Computed Radiography CR
Computed radiography (CR) is used to assess internal or external corrosion/erosion losses in process piping, pressure vessels and valves. Based on it, one can estimate remaining thickness and wall losses. The computerized images allow easy data sharing and result in significant improvements in radiographic inspection productivity as well as faster identification of defects.
- Piping for internal corrosion, for corrosion under insulation (CUI) and for localized losses (such as those which develop in sulphuric acid service)

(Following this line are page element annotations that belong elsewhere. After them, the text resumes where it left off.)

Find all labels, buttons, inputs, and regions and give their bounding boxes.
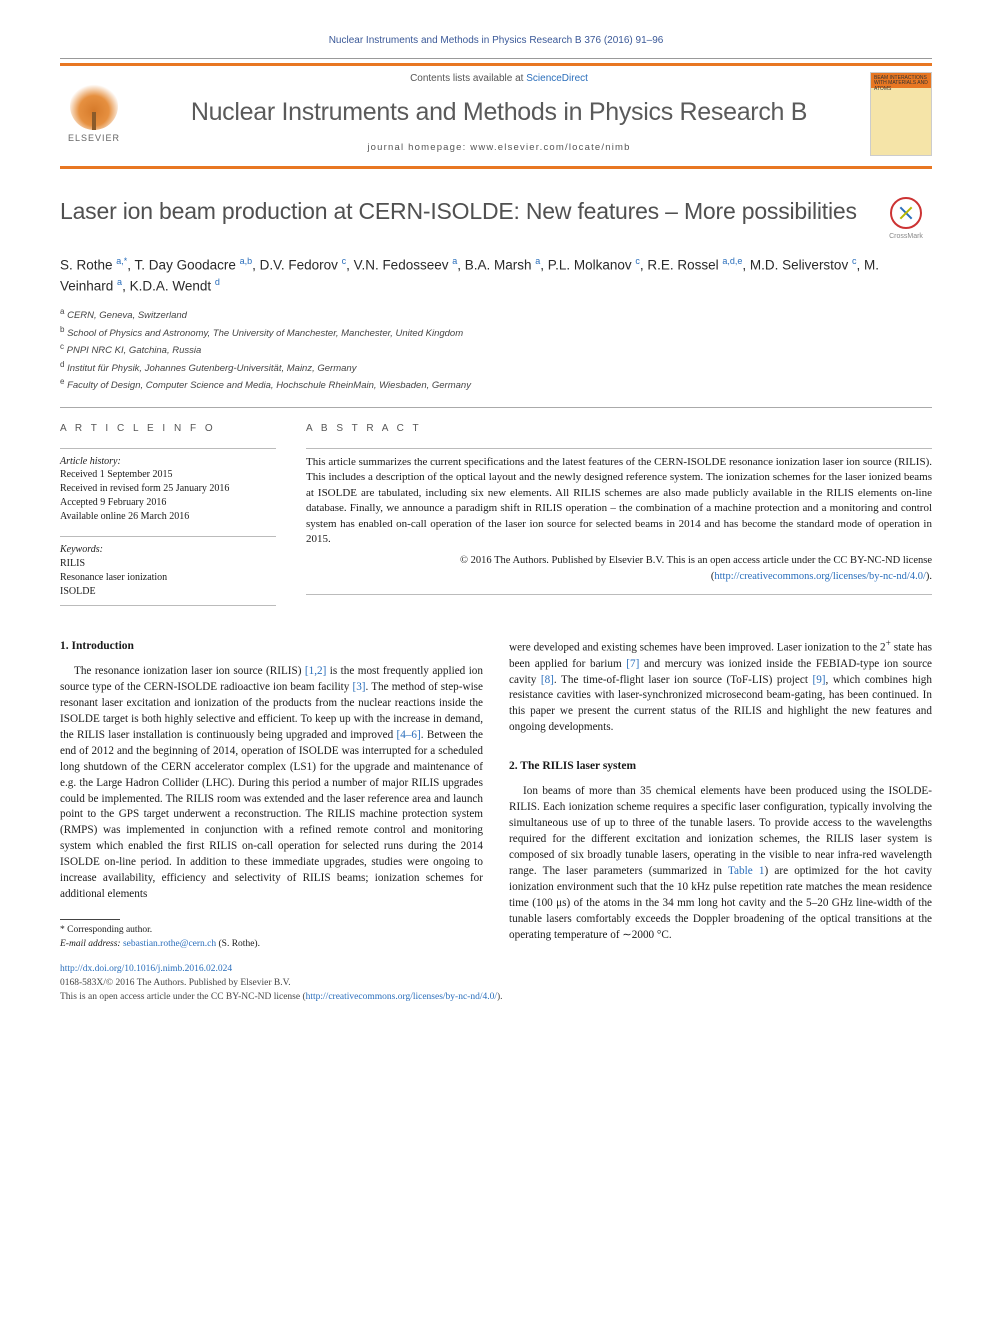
article-title: Laser ion beam production at CERN-ISOLDE…: [60, 197, 868, 226]
journal-header: ELSEVIER Contents lists available at Sci…: [60, 63, 932, 169]
header-middle: Contents lists available at ScienceDirec…: [142, 72, 856, 154]
intro-para: The resonance ionization laser ion sourc…: [60, 664, 483, 903]
section-1-head: 1. Introduction: [60, 638, 483, 654]
crossmark-badge[interactable]: CrossMark: [880, 197, 932, 241]
license-link[interactable]: http://creativecommons.org/licenses/by-n…: [714, 571, 926, 582]
elsevier-tree-icon: [70, 82, 118, 130]
homepage-line: journal homepage: www.elsevier.com/locat…: [142, 142, 856, 155]
footnote-rule: [60, 919, 120, 920]
footnotes: * Corresponding author. E-mail address: …: [60, 924, 483, 952]
history-head: Article history:: [60, 455, 276, 469]
elsevier-logo: ELSEVIER: [60, 76, 128, 152]
history-lines: Received 1 September 2015Received in rev…: [60, 468, 276, 524]
journal-name: Nuclear Instruments and Methods in Physi…: [142, 96, 856, 130]
elsevier-name: ELSEVIER: [68, 132, 120, 144]
license-post: ).: [497, 992, 503, 1002]
right-column: were developed and existing schemes have…: [509, 638, 932, 951]
article-info-column: A R T I C L E I N F O Article history: R…: [60, 422, 276, 612]
keywords-head: Keywords:: [60, 543, 276, 557]
abstract-head: A B S T R A C T: [306, 422, 932, 436]
left-column: 1. Introduction The resonance ionization…: [60, 638, 483, 951]
journal-cover-thumb: BEAM INTERACTIONS WITH MATERIALS AND ATO…: [870, 72, 932, 156]
crossmark-icon: [890, 197, 922, 229]
contents-line: Contents lists available at ScienceDirec…: [142, 72, 856, 86]
body-columns: 1. Introduction The resonance ionization…: [60, 638, 932, 951]
abstract-copyright: © 2016 The Authors. Published by Elsevie…: [306, 553, 932, 583]
license-link-bottom[interactable]: http://creativecommons.org/licenses/by-n…: [306, 992, 497, 1002]
sciencedirect-link[interactable]: ScienceDirect: [526, 73, 588, 84]
email-line: E-mail address: sebastian.rothe@cern.ch …: [60, 938, 483, 952]
email-label: E-mail address:: [60, 939, 123, 949]
copyright-post: ).: [926, 571, 932, 582]
authors-list: S. Rothe a,*, T. Day Goodacre a,b, D.V. …: [60, 255, 932, 297]
col2-continuation: were developed and existing schemes have…: [509, 638, 932, 736]
email-link[interactable]: sebastian.rothe@cern.ch: [123, 939, 216, 949]
system-para: Ion beams of more than 35 chemical eleme…: [509, 784, 932, 943]
doi-block: http://dx.doi.org/10.1016/j.nimb.2016.02…: [60, 963, 932, 1004]
keywords-lines: RILISResonance laser ionizationISOLDE: [60, 557, 276, 599]
abstract-column: A B S T R A C T This article summarizes …: [306, 422, 932, 612]
email-paren: (S. Rothe).: [216, 939, 260, 949]
separator: [60, 407, 932, 408]
corresponding-author: * Corresponding author.: [60, 924, 483, 938]
affiliations: a CERN, Geneva, Switzerlandb School of P…: [60, 306, 932, 393]
top-divider: [60, 58, 932, 59]
license-pre: This is an open access article under the…: [60, 992, 306, 1002]
crossmark-label: CrossMark: [889, 232, 923, 241]
section-2-head: 2. The RILIS laser system: [509, 758, 932, 774]
contents-pre: Contents lists available at: [410, 73, 526, 84]
issn-line: 0168-583X/© 2016 The Authors. Published …: [60, 978, 291, 988]
doi-link[interactable]: http://dx.doi.org/10.1016/j.nimb.2016.02…: [60, 964, 232, 974]
abstract-text: This article summarizes the current spec…: [306, 455, 932, 547]
journal-reference: Nuclear Instruments and Methods in Physi…: [60, 34, 932, 48]
article-info-head: A R T I C L E I N F O: [60, 422, 276, 436]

- Valves and their internals for internal or external corrosion/erosion
- Piping and valves for build-up of products and for blocks
- Newly fabricated welds according to:
- ASME Section V for pressure vessels
- ASME B31.1 and B31.3 for piping
- API 1104 for pipelines
- For losses in boiler tubes at temperatures of the order of 662 ⁰F
- Asbestos insulated equipment and assess losses around the circumference (not only those perpendicular to the radiation source)
- In-service welds
- The images can be readily shared, e-mailed and stored electronically by anyone needing reliability information for the equipment.

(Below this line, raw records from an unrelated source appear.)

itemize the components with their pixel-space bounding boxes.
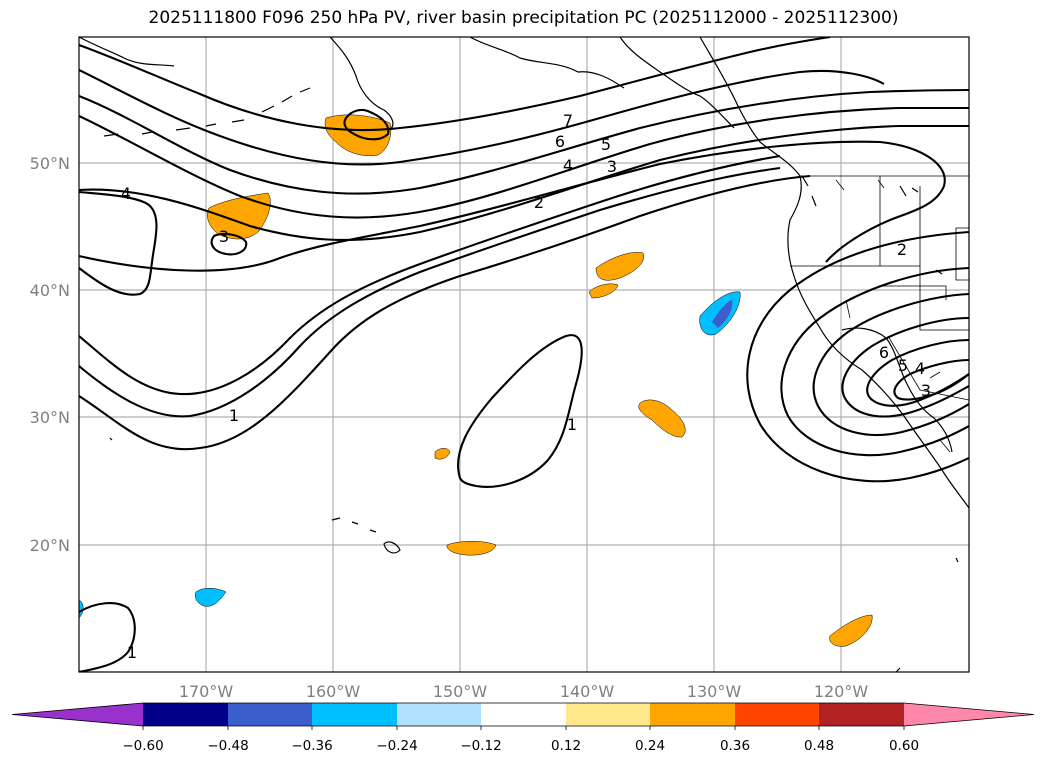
pv-contour-5 [79,88,969,195]
colorbar-tick-label: 0.36 [720,738,750,754]
contour-label: 2 [534,193,544,212]
pv-contour-7b [343,108,390,141]
colorbar-tick-label: −0.60 [122,738,163,754]
lon-label-140w: 140°W [560,682,615,701]
colorbar-tick-label: −0.36 [291,738,332,754]
coastlines [79,37,969,672]
colorbar: −0.60 −0.48 −0.36 −0.24 −0.12 0.12 0.24 0.36 0.4… [11,702,1035,754]
strong-negative-anomaly-patch [712,300,733,328]
colorbar-extend-low [12,703,143,726]
contour-label: 1 [567,415,577,434]
contour-label: 7 [563,111,573,130]
pv-cutoff-5 [841,316,969,418]
contour-label: 4 [121,184,131,203]
contour-labels: 7 6 5 4 3 2 4 3 1 1 1 2 6 5 4 3 [121,111,931,662]
colorbar-segment [735,703,819,726]
contour-label: 3 [607,157,617,176]
contour-label: 5 [898,356,908,375]
map-title: 2025111800 F096 250 hPa PV, river basin … [148,8,899,28]
pv-contour-7 [79,37,831,132]
positive-anomaly-patch [595,252,645,281]
negative-anomaly-patch [195,588,227,607]
colorbar-segment [481,703,566,726]
pv-contour-2 [79,140,946,272]
pv-cutoff-3 [780,266,969,457]
colorbar-tick-label: 0.48 [804,738,834,754]
contour-label: 6 [555,132,565,151]
lat-label-50n: 50°N [30,154,70,173]
colorbar-tick-label: 0.24 [635,738,665,754]
pv-cutoff-4 [812,292,969,436]
lon-label-120w: 120°W [814,682,869,701]
pv-contour-1b [457,334,583,488]
colorbar-tick-label: 0.60 [889,738,919,754]
colorbar-segment [228,703,312,726]
colorbar-tick-label: −0.24 [376,738,417,754]
lon-label-160w: 160°W [306,682,361,701]
pv-contour-2b [79,166,781,418]
longitude-labels: 170°W 160°W 150°W 140°W 130°W 120°W [179,682,869,701]
contour-label: 4 [563,156,573,175]
pv-cutoff-2 [746,230,969,483]
pv-contour-4b [79,190,158,296]
positive-anomaly-patch [434,448,451,460]
pv-contour-3c [210,232,248,256]
colorbar-segment [312,703,397,726]
contour-label: 1 [127,643,137,662]
lat-label-40n: 40°N [30,281,70,300]
pv-contour-1c [79,602,136,672]
colorbar-segment [143,703,228,726]
colorbar-tick-label: 0.12 [551,738,581,754]
map-frame [78,36,970,673]
political-borders [790,175,969,453]
pv-cutoff-7 [893,358,969,401]
contour-label: 3 [921,381,931,400]
colorbar-segment [819,703,904,726]
positive-anomaly-patch [446,541,497,556]
colorbar-segment [566,703,650,726]
pv-contour-1 [79,174,811,451]
colorbar-segment [650,703,735,726]
pv-contour-3b [79,154,781,396]
pv-contour-3 [79,124,969,241]
pv-contour-6 [79,69,885,166]
lon-label-130w: 130°W [687,682,742,701]
lon-label-170w: 170°W [179,682,234,701]
pv-contours [79,37,969,672]
pv-contour-4 [79,106,969,219]
contour-label: 5 [601,135,611,154]
colorbar-segment [397,703,481,726]
contour-label: 6 [879,343,889,362]
latitude-labels: 50°N 40°N 30°N 20°N [30,154,70,555]
contour-label: 3 [219,227,229,246]
contour-label: 1 [229,406,239,425]
lat-label-30n: 30°N [30,408,70,427]
contour-label: 2 [897,240,907,259]
lon-label-150w: 150°W [433,682,488,701]
positive-anomaly-patch [638,399,686,438]
positive-anomaly-patch [588,283,619,299]
positive-anomaly-patch [829,614,873,647]
colorbar-tick-label: −0.12 [460,738,501,754]
contour-label: 4 [915,359,925,378]
colorbar-extend-high [904,703,1034,726]
lat-label-20n: 20°N [30,536,70,555]
colorbar-tick-label: −0.48 [207,738,248,754]
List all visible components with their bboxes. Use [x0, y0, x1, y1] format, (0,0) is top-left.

- The imaging plates practically eliminate re-shots by providing a greater range over which exposures can be useful.
- Significant exposure reductions
- Reduction of exposure times from 50-70% when using IR 192
- Similar or better results are obtained when utilizing Se 75, Co60 and X-rays
- Highly reproducible
- Images on film or digitized
- Data is stored for future comparison or audit
- Radiation safety considerations are the same for CR as standard radiography
- An equipment reading station is required to scan the imaging plates
- Physical space and on-site electrical power are required to set up the equipment
- Requires access to both sides of the part
Computed radiography (CR) uses phosphor-imaging plates instead of film to store radiographic inspection results. CR imaging plates are exposed as per standard radiographic testing, but the images are laser scanned from the plates into a computer system. Using powerful software one can then analyze, manipulate, print and store the images for future review. The remaining wall thickness can then be determined for ASME code weld interpretations and wall loss evaluations.

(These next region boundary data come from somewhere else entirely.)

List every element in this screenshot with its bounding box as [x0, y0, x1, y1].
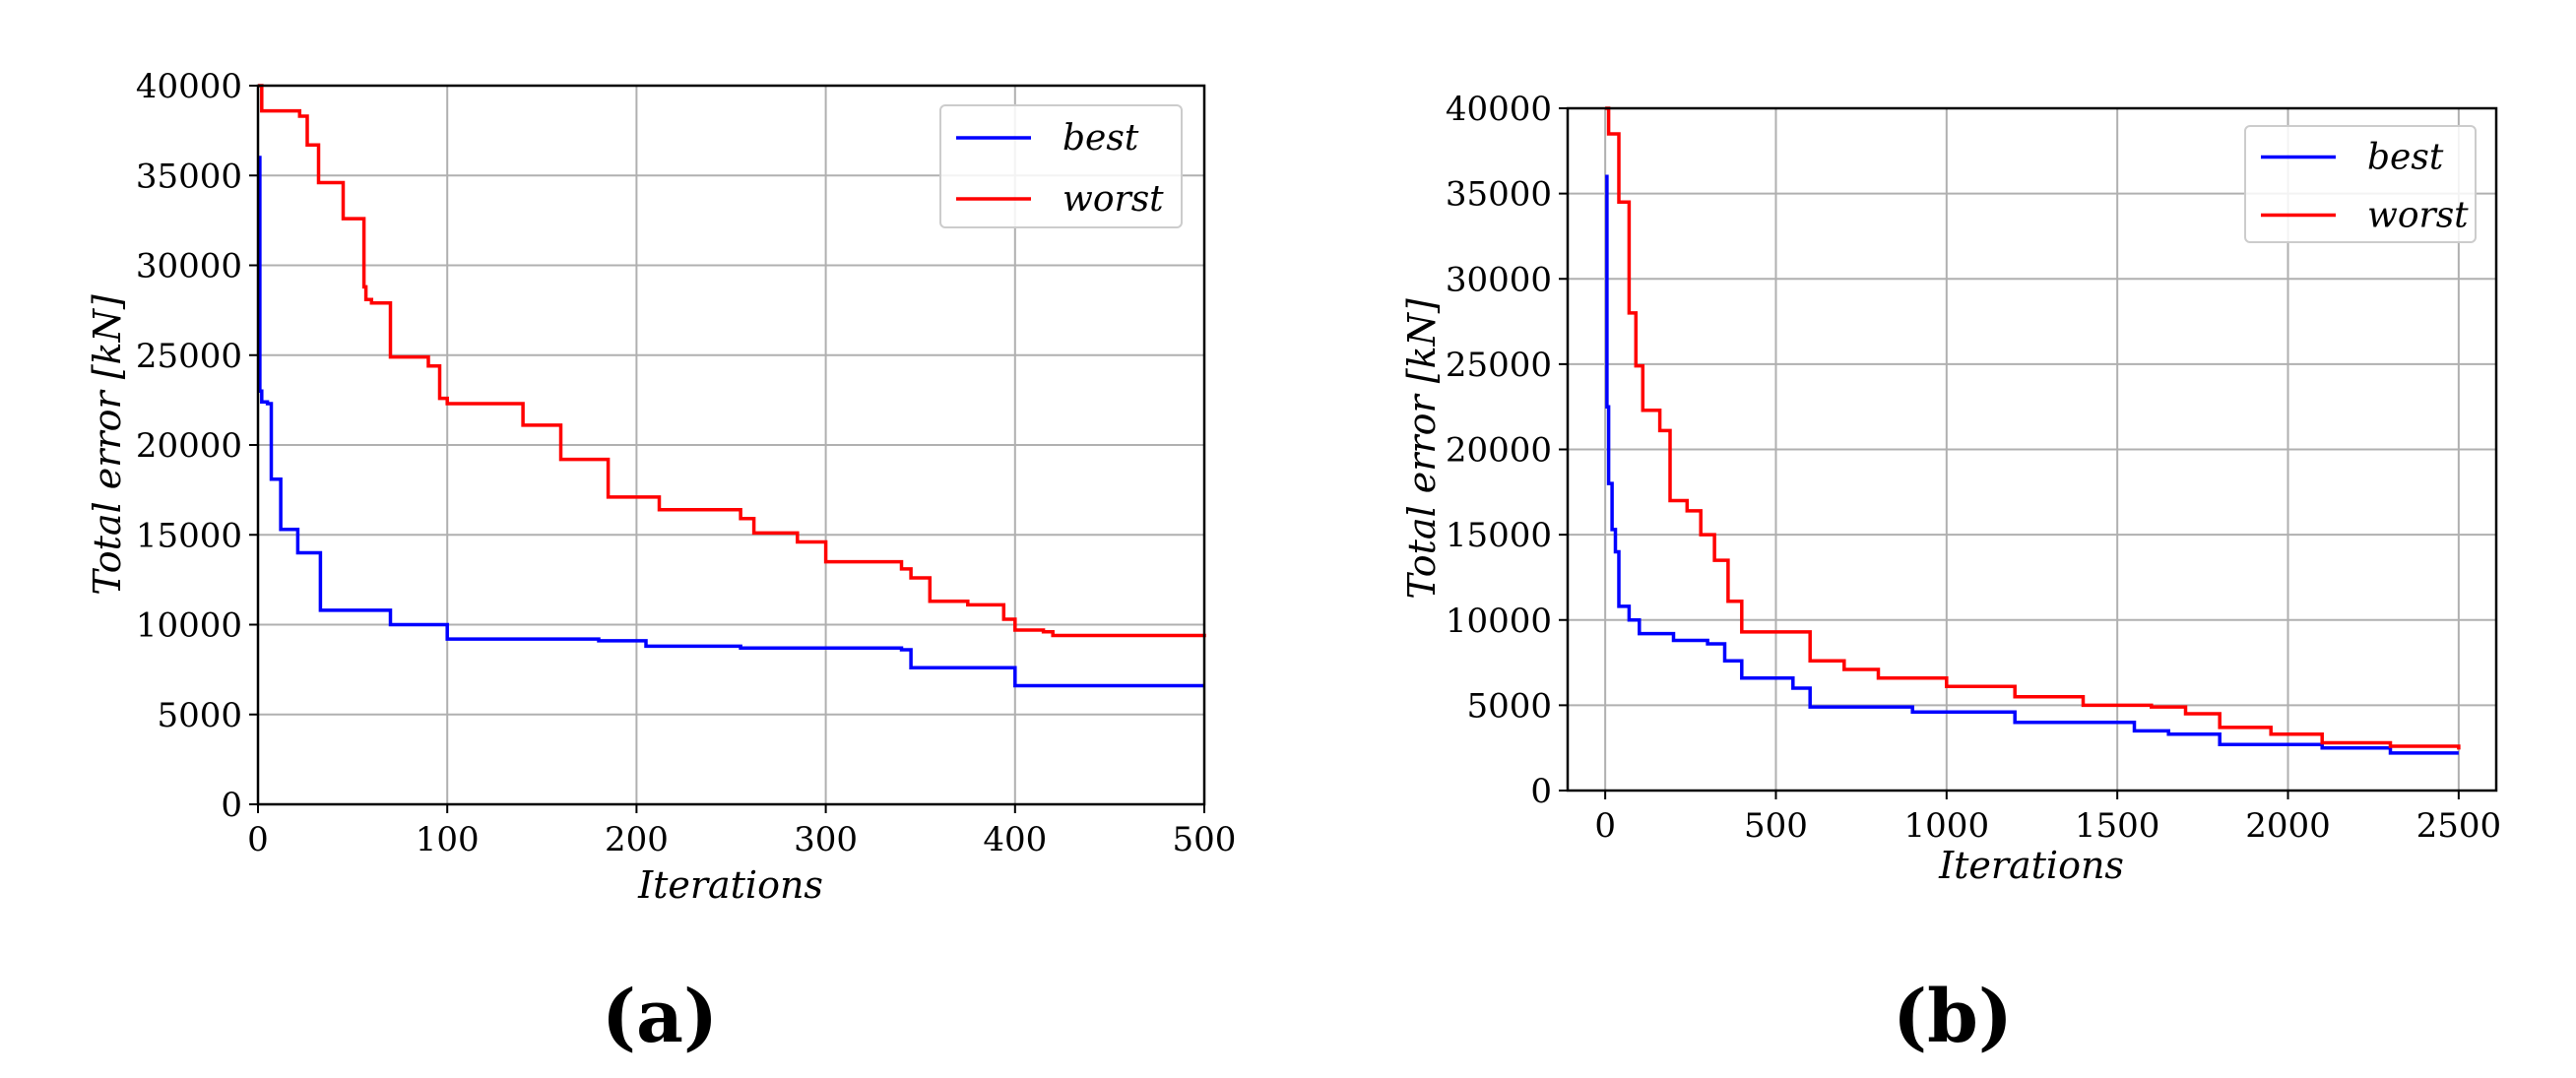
chart-a-series-worst-line — [258, 84, 1206, 638]
chart-a-xtick-label: 300 — [794, 820, 858, 859]
chart-b-series-worst-line — [1605, 106, 2461, 750]
chart-a-xtick-label: 200 — [605, 820, 669, 859]
chart-a: 0 100 200 300 400 500 0 5000 10000 15000 20000 250… — [86, 67, 1236, 1059]
chart-a-lines — [258, 84, 1206, 688]
chart-b-xtick-label: 1000 — [1904, 806, 1990, 846]
chart-b-ytick-label: 0 — [1530, 772, 1552, 811]
chart-a-xtick-label: 400 — [983, 820, 1047, 859]
chart-a-ytick-label: 5000 — [157, 696, 242, 735]
chart-a-xtick-label: 0 — [247, 820, 269, 859]
chart-a-ytick-label: 30000 — [136, 247, 242, 286]
chart-b-ytick-label: 40000 — [1446, 90, 1552, 129]
chart-b-ytick-label: 10000 — [1446, 602, 1552, 641]
chart-a-ytick-label: 20000 — [136, 426, 242, 466]
chart-b-xtick-label: 500 — [1744, 806, 1808, 846]
chart-b-ytick-label: 15000 — [1446, 516, 1552, 555]
chart-b-xtick-label: 2500 — [2416, 806, 2502, 846]
chart-a-panel-label: (a) — [602, 975, 718, 1059]
chart-a-legend-worst-label: worst — [1063, 179, 1164, 220]
chart-b-ylabel: Total error [kN] — [1400, 298, 1444, 599]
chart-a-xlabel: Iterations — [637, 863, 823, 907]
chart-a-ytick-label: 10000 — [136, 606, 242, 646]
chart-a-xtick-label: 100 — [416, 820, 480, 859]
chart-a-ytick-label: 25000 — [136, 337, 242, 376]
chart-b-xlabel: Iterations — [1938, 844, 2124, 887]
chart-a-legend-box — [939, 104, 1183, 228]
chart-b-series-best-line — [1605, 174, 2459, 755]
chart-b-panel-label: (b) — [1893, 975, 2013, 1059]
chart-b-legend-best-label: best — [2367, 138, 2444, 178]
chart-a-ytick-label: 40000 — [136, 67, 242, 106]
chart-b-xtick-label: 1500 — [2075, 806, 2160, 846]
chart-b-lines — [1605, 106, 2461, 755]
chart-b-ytick-label: 30000 — [1446, 260, 1552, 299]
chart-b-legend: best worst — [2244, 125, 2477, 243]
chart-a-ytick-label: 15000 — [136, 516, 242, 555]
chart-a-legend: best worst — [939, 104, 1183, 228]
chart-b-yticks: 0 5000 10000 15000 20000 25000 30000 35000 40000 — [1446, 90, 1568, 811]
chart-b-legend-worst-label: worst — [2367, 196, 2469, 236]
chart-b-ytick-label: 35000 — [1446, 175, 1552, 215]
chart-a-ytick-label: 0 — [221, 786, 242, 825]
chart-b: 0 500 1000 1500 2000 2500 0 5000 10000 15000 2000… — [1400, 90, 2501, 1059]
chart-b-ytick-label: 20000 — [1446, 431, 1552, 471]
chart-b-ytick-label: 25000 — [1446, 346, 1552, 385]
chart-b-ytick-label: 5000 — [1466, 686, 1552, 726]
chart-a-ylabel: Total error [kN] — [86, 294, 129, 595]
chart-a-legend-best-label: best — [1063, 118, 1139, 159]
chart-b-xtick-label: 2000 — [2245, 806, 2331, 846]
chart-a-series-best-line — [258, 156, 1204, 688]
chart-a-xtick-label: 500 — [1173, 820, 1237, 859]
chart-a-xticks: 0 100 200 300 400 500 — [247, 804, 1236, 859]
chart-b-xtick-label: 0 — [1594, 806, 1616, 846]
chart-b-xticks: 0 500 1000 1500 2000 2500 — [1594, 791, 2501, 846]
chart-a-yticks: 0 5000 10000 15000 20000 25000 30000 35000 40000 — [136, 67, 258, 825]
chart-b-legend-box — [2244, 125, 2477, 243]
chart-a-ytick-label: 35000 — [136, 157, 242, 196]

Computed radiography can be performed on the same materials and in the same situations as standard radiography. IRISNDT uses CRxFlex, in conjunction with GE’s Rhythm software, which allows the user to acquire, review, report and archive inspection data. The DICONDE-compliant Rhythm platform also permits image enhancement and data sharing to provide significant improvements in productivity and faster identification of defect indications.